Si l'écriture peine à convaincre donc qu'à moitié, c'est en revanche une autre histoire pour la réalisation. MAPPA et Madhouse sont en grande forme et les scènes d'action en mettent VRAIMENT plein la vue. C'est richement animé et les posings sont d'une finesse rare (voir par exemple les moments où Cosette se fait balancer dans les airs façon poupée désarticulée).
Rien que pour ça, on a très envie de voir la suite.


EmmaNouba
Note :

Encore une histoire de météorite tombant sur la Terre avec sa cohorte de monstres détruisant toute vie sur son passage. Décidément, on ne peut pas dire que ce soit original, à première vue. Mais il ne faut pas s'arrêter à ces premières impressions, car là où cet anime est un brin différent (et c'est tant mieux), c'est le rôle de la musique. Dans ce monde, si le moindre disque tourne sur une platine ou si un piano résonne, ils arrivent, les D2. Ces êtres venus d'ailleurs qui détruisent tout sur leur passage s'ils entendent des notes s'élever. Heureusement qu'existent d'autres aliens, d'aspect humanoïde, qui elles sont destinées à combattre ces bestioles. Arrivées dans une météorite, elles protègent la planète. Les Musicarts sont d'étranges personnages, flanqués d'un guide, un maître de musique, un chef d'orchestre.

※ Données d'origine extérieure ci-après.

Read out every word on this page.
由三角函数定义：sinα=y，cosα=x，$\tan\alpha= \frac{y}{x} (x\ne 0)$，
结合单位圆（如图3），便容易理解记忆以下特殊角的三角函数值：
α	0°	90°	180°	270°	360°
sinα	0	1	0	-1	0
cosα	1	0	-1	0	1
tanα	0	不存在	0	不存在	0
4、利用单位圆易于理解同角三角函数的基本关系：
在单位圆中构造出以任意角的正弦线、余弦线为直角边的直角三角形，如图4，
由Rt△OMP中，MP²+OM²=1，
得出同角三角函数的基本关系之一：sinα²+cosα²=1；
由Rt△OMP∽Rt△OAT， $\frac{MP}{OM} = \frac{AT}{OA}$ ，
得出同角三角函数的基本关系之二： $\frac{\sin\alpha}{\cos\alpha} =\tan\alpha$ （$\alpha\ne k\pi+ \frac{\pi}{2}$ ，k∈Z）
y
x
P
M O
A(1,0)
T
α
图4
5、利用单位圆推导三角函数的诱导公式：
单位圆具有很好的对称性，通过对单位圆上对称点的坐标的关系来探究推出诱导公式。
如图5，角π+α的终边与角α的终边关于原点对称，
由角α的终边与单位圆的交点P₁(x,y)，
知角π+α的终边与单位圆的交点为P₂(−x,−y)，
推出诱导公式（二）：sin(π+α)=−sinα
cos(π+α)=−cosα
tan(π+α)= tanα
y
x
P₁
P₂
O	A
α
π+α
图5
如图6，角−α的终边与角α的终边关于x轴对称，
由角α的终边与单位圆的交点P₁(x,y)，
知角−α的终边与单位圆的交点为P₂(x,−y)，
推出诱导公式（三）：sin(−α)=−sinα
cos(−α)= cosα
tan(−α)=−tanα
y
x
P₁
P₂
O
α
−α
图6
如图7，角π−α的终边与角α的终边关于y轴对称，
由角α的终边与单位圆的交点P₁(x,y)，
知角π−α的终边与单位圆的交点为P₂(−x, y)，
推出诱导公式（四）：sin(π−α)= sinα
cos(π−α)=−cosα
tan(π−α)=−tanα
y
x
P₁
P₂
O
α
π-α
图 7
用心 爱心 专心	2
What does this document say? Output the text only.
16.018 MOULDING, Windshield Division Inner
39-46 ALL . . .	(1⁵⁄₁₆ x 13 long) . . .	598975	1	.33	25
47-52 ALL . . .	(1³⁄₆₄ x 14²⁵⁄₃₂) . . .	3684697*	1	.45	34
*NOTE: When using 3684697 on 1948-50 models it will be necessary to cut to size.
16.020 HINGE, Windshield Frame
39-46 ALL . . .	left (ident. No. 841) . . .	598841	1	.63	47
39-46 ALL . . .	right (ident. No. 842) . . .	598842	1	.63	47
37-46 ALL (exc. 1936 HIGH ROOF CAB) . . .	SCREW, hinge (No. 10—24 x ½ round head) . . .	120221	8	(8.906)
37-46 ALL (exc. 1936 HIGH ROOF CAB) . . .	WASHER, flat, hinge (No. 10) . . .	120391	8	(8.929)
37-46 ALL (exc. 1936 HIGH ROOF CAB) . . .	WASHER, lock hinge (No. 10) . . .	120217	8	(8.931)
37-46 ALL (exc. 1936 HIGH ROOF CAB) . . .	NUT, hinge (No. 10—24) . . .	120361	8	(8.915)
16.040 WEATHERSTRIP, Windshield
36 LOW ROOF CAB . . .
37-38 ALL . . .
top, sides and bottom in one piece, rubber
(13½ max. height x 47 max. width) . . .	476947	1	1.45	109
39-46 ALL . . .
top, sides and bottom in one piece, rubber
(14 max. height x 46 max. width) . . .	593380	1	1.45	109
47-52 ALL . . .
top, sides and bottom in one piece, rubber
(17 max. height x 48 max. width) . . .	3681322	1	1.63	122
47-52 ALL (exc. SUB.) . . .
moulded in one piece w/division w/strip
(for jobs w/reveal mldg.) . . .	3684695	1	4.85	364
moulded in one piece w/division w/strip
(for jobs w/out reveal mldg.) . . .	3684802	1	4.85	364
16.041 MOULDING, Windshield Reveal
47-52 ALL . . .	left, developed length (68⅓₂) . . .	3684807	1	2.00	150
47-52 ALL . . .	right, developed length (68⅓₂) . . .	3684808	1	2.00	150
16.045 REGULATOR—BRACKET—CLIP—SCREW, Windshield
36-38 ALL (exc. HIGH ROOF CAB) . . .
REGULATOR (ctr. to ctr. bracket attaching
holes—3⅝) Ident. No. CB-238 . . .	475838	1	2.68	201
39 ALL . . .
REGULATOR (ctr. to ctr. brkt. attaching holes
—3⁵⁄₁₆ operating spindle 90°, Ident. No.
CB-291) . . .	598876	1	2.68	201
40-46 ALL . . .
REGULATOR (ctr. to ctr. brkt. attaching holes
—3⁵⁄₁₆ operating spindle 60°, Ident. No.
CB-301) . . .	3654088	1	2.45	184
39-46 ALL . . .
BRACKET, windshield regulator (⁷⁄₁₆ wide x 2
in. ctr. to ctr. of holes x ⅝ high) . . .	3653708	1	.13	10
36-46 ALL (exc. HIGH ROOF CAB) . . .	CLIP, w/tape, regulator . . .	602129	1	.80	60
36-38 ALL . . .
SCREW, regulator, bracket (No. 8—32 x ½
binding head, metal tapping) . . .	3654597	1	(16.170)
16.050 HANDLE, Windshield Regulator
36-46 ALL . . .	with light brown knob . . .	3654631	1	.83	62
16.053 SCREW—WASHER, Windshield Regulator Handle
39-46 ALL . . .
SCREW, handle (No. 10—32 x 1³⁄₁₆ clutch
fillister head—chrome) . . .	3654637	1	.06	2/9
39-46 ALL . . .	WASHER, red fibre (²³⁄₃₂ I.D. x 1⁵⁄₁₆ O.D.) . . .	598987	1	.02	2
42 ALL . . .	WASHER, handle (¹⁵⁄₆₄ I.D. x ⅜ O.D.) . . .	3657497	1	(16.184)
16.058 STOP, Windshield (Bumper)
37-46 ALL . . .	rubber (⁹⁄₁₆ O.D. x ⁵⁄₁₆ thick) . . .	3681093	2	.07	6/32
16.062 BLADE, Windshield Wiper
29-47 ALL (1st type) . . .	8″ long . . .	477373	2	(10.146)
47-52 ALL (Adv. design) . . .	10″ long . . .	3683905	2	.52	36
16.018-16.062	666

Quand s'ouvre ce premier épisode, une maman raconte à sa fille et son fils comment le monde en est arrivé là et pourquoi elle n'a jamais pu leur faire écouter une note de musique. Le petit garçon, parti se promener, découvre dans un hangar une arme de destruction massive, un piano. C'est alors qu'un bien étrange jeune homme s'y installe et commence à jouer du Beethoven. Malheur ! Si la musique est proscrite, ce n'est pas pour rien. Tout le village se fige, et si les enfants découvrent ce nouveau « bruit », arrivent aussi les ennuis, sous forme D2. Premier combat. Puis Cosette, jeune Musicart un peu bizarre, entre en scène. Elle n'arrête pas de se gaver de toutes sortes de « protéines » comme elle désigne la nourriture. Le pianiste, Takt, est son « Conductor », c'est lui qui porte le combat avec comme arme fatale, la blondinette. Ce n'est qu'un avant-goût. La lutte est rapide. Et l'on devine que ces deux-là sont quelque peu des têtes brûlées. C'est en tout cas l'avis de leur supérieure, Anna, « sœur » aînée de Cosette, comme elle aime à préciser. Le trio est passé dans ce village par hasard, son but : atteindre New York où la Philharmonie pourra « réparer » Cosette. Entre temps, ils vont défourailler des D2, un, puis deux…
En avançant dans leur road trip, ils vont devoir passer à un niveau supérieur. Même Cosette se heurtera à plus forte qu'elle. Mais après quelques pancakes, une fois son estomac bien plein, la demoiselle et son associé livreront avec un bien beau combat de fin d'épisode, laissant le premier boss en miettes.

Voici vraiment un premier épisode très alléchant. Il faut dire takt op. Destiny est produit par MAPPA et Madhouse ! On n'est pas étonné que l'animation soit superbe, cette série est un ravissement pour les yeux. Tout est non seulement parfait en termes de fluidité (une qualité déjà démontrée par MAPPA dans Jujutsu Kaisen), mais aussi dans les teintes, le traitement de lumière, le rythme des chorégraphies de combat, du bel ouvrage !
Réalisée par Yûki Itô (Granblue Fantasy the Animation), ce premier volet est aussi un plaisir pour les oreilles, avec, outre des morceaux classiques, une B.O. composée par Yoshihiro Ike (Blood: The Last Vampire). Inratable.